Most confusion about the Service class actually revolves around what it is not:

A Service is not a separate process. The Service object itself does not imply it is running in its own process; unless otherwise specified, it runs in the same process as the application it is part of.

A Service is not a thread. It is not a means itself to do work off of the main thread (to avoid Application Not Responding errors).

Thus a Service itself is actually very simple, providing two main features:

A facility for the application to tell the system about something it wants to be doing in the background (even when the user is not directly interacting with the application). This corresponds to calls to Context.startService(), which ask the system to schedule work for the service, to be run until the service or someone else explicitly stop it.
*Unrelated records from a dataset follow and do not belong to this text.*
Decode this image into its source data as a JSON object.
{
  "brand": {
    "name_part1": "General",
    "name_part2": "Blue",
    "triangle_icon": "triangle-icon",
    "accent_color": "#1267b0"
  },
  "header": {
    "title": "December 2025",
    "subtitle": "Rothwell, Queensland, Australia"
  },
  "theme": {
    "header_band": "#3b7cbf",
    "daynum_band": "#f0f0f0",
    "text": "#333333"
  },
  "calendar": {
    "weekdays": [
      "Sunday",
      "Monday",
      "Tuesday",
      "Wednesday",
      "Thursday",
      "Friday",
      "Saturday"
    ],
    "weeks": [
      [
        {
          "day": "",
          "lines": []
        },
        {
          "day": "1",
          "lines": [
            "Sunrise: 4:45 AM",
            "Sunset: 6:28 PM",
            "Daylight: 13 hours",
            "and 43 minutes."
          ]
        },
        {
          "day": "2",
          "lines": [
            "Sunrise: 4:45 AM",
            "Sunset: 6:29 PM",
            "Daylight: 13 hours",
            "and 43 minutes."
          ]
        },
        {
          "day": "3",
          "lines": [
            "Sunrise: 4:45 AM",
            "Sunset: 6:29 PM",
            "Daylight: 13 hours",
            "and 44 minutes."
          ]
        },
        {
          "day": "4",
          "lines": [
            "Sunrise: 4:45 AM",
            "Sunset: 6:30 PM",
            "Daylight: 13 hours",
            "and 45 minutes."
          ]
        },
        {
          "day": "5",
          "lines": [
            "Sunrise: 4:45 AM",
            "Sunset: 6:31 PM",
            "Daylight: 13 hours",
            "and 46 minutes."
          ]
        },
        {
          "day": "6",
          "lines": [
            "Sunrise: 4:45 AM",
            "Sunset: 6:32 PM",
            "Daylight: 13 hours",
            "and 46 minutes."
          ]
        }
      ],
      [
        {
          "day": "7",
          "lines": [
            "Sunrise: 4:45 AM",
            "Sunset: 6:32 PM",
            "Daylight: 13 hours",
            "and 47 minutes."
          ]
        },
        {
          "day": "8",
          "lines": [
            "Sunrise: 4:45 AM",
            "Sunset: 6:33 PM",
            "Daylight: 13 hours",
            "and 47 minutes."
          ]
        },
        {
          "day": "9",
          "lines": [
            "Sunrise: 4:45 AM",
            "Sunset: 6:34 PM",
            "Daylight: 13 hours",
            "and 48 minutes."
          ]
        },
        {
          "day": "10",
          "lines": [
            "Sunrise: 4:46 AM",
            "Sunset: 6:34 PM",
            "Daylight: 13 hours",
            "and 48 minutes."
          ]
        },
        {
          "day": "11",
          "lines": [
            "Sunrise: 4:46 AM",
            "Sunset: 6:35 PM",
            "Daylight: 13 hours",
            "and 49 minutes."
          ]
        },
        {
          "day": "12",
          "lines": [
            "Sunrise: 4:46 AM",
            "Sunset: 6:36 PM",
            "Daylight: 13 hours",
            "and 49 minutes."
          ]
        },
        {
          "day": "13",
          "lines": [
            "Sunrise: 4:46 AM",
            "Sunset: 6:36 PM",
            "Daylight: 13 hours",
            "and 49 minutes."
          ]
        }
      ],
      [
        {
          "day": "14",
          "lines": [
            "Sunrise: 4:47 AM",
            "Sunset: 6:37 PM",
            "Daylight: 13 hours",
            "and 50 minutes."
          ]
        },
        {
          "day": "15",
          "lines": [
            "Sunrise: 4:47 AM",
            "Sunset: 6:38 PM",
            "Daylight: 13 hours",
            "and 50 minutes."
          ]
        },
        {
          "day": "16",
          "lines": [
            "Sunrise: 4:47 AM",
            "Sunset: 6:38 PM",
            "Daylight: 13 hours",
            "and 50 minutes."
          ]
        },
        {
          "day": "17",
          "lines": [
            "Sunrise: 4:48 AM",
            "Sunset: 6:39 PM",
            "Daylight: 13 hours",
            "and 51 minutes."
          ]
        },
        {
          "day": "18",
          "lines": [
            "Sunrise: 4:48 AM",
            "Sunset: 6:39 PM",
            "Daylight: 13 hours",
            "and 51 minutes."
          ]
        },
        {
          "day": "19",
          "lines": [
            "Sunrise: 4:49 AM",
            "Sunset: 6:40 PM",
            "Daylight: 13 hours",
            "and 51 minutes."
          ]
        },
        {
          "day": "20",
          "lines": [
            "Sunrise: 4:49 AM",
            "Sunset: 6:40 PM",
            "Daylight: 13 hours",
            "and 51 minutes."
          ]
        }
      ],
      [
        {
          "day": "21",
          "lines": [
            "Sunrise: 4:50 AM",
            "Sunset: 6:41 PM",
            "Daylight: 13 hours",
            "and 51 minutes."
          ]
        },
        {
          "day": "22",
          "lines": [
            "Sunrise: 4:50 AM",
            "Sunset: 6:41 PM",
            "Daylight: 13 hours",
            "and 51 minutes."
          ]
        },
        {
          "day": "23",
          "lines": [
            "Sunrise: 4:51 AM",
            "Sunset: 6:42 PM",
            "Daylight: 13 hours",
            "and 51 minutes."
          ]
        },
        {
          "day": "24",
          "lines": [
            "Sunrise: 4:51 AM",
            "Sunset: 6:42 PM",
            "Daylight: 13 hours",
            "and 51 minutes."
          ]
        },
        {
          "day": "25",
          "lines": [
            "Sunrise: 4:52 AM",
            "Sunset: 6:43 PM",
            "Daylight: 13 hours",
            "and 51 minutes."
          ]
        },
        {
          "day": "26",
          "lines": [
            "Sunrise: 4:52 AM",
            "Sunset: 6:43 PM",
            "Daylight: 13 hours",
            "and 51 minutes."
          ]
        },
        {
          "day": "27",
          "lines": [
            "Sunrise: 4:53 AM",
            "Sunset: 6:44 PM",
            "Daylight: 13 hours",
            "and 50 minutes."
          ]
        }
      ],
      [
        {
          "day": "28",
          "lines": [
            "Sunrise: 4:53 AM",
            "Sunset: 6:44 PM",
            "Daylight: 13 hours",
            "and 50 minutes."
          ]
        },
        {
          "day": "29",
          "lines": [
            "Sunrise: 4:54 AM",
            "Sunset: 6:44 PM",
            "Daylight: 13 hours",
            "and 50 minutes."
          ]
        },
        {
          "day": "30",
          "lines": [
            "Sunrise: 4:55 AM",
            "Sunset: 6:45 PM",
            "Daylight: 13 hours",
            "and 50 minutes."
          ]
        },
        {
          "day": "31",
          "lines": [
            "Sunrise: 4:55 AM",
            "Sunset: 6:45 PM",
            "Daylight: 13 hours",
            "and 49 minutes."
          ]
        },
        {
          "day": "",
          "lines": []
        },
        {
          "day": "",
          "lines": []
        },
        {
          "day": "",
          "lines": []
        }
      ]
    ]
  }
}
A facility for an application to expose some of its functionality to other applications. This corresponds to calls to Context.bindService(), which allows a long-standing connection to be made to the service in order to interact with it.
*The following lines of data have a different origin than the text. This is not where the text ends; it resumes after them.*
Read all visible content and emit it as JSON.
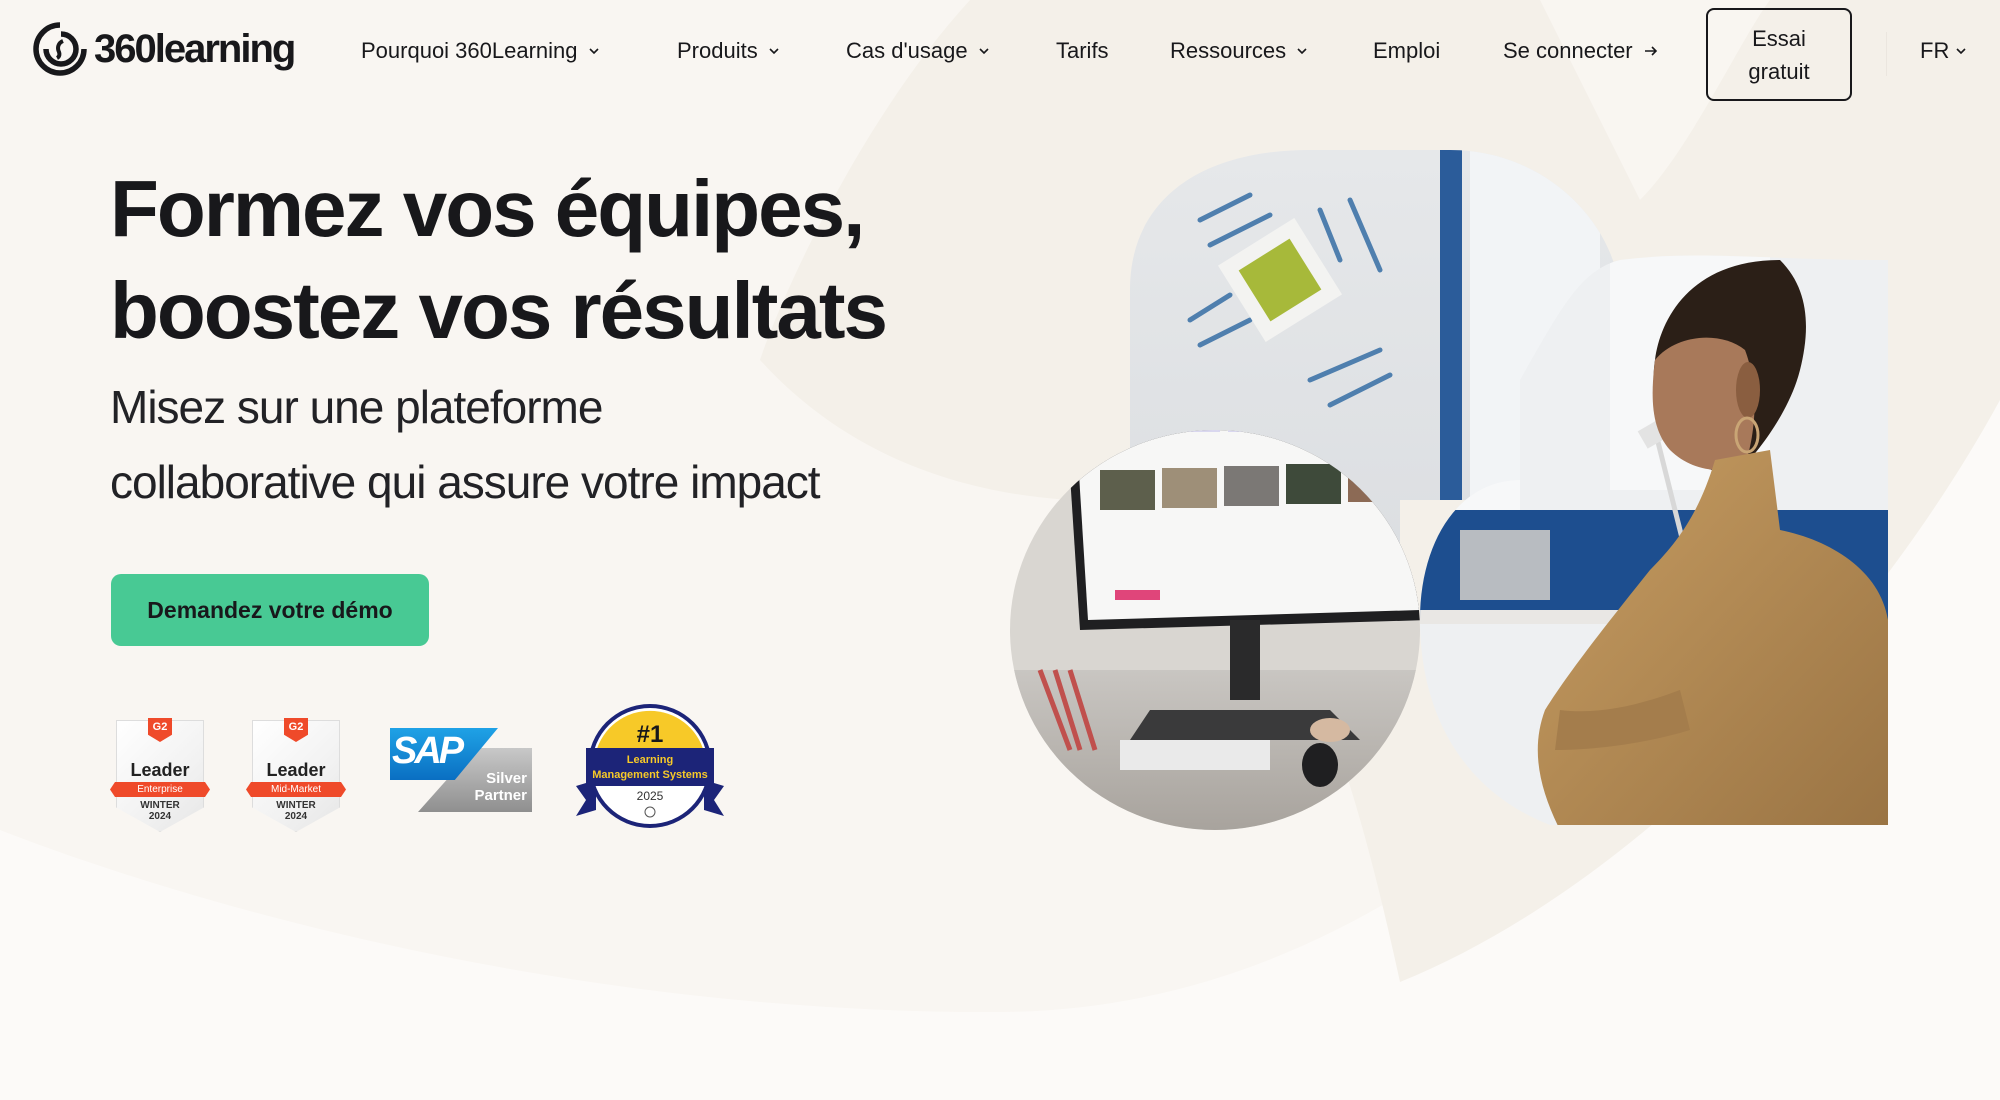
{
  "brand": {
    "name": "360learning",
    "colors": {
      "background": "#fcfaf8",
      "cream": "#f4f0e9",
      "accent_green": "#48c994",
      "text": "#18181b"
    }
  },
  "nav": {
    "items": [
      {
        "label": "Pourquoi 360Learning",
        "has_dropdown": true
      },
      {
        "label": "Produits",
        "has_dropdown": true
      },
      {
        "label": "Cas d'usage",
        "has_dropdown": true
      },
      {
        "label": "Tarifs",
        "has_dropdown": false
      },
      {
        "label": "Ressources",
        "has_dropdown": true
      },
      {
        "label": "Emploi",
        "has_dropdown": false
      }
    ],
    "login": {
      "label": "Se connecter",
      "icon": "arrow-right-icon"
    },
    "trial": {
      "line1": "Essai",
      "line2": "gratuit"
    },
    "language": {
      "label": "FR",
      "icon": "chevron-down-icon"
    }
  },
  "hero": {
    "title_line1": "Formez vos équipes,",
    "title_line2": "boostez vos résultats",
    "subtitle_line1": "Misez sur une plateforme",
    "subtitle_line2": "collaborative qui assure votre impact",
    "cta_label": "Demandez votre démo"
  },
  "badges": [
    {
      "type": "g2",
      "logo": "G2",
      "title": "Leader",
      "segment": "Enterprise",
      "season": "WINTER",
      "year": "2024"
    },
    {
      "type": "g2",
      "logo": "G2",
      "title": "Leader",
      "segment": "Mid-Market",
      "season": "WINTER",
      "year": "2024"
    },
    {
      "type": "sap",
      "brand": "SAP",
      "line1": "Silver",
      "line2": "Partner",
      "tm": "™"
    },
    {
      "type": "elearning",
      "rank": "#1",
      "line1": "Learning",
      "line2": "Management Systems",
      "year": "2025"
    }
  ],
  "images": {
    "collage": "office worker at desk with monitor showing learning platform"
  }
}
When a Service component is actually created, for either of these reasons, all that the system actually does is instantiate the component and call its onCreate() and any other appropriate callbacks on the main thread. It is up to the Service to implement these with the appropriate behavior, such as creating a secondary thread in which it does its work.

Note that because Service itself is so simple, you can make your interaction with it as simple or complicated as you want: from treating it as a local Java object that you make direct method calls on (as illustrated by Local Service Sample), to providing a full remoteable interface using AIDL.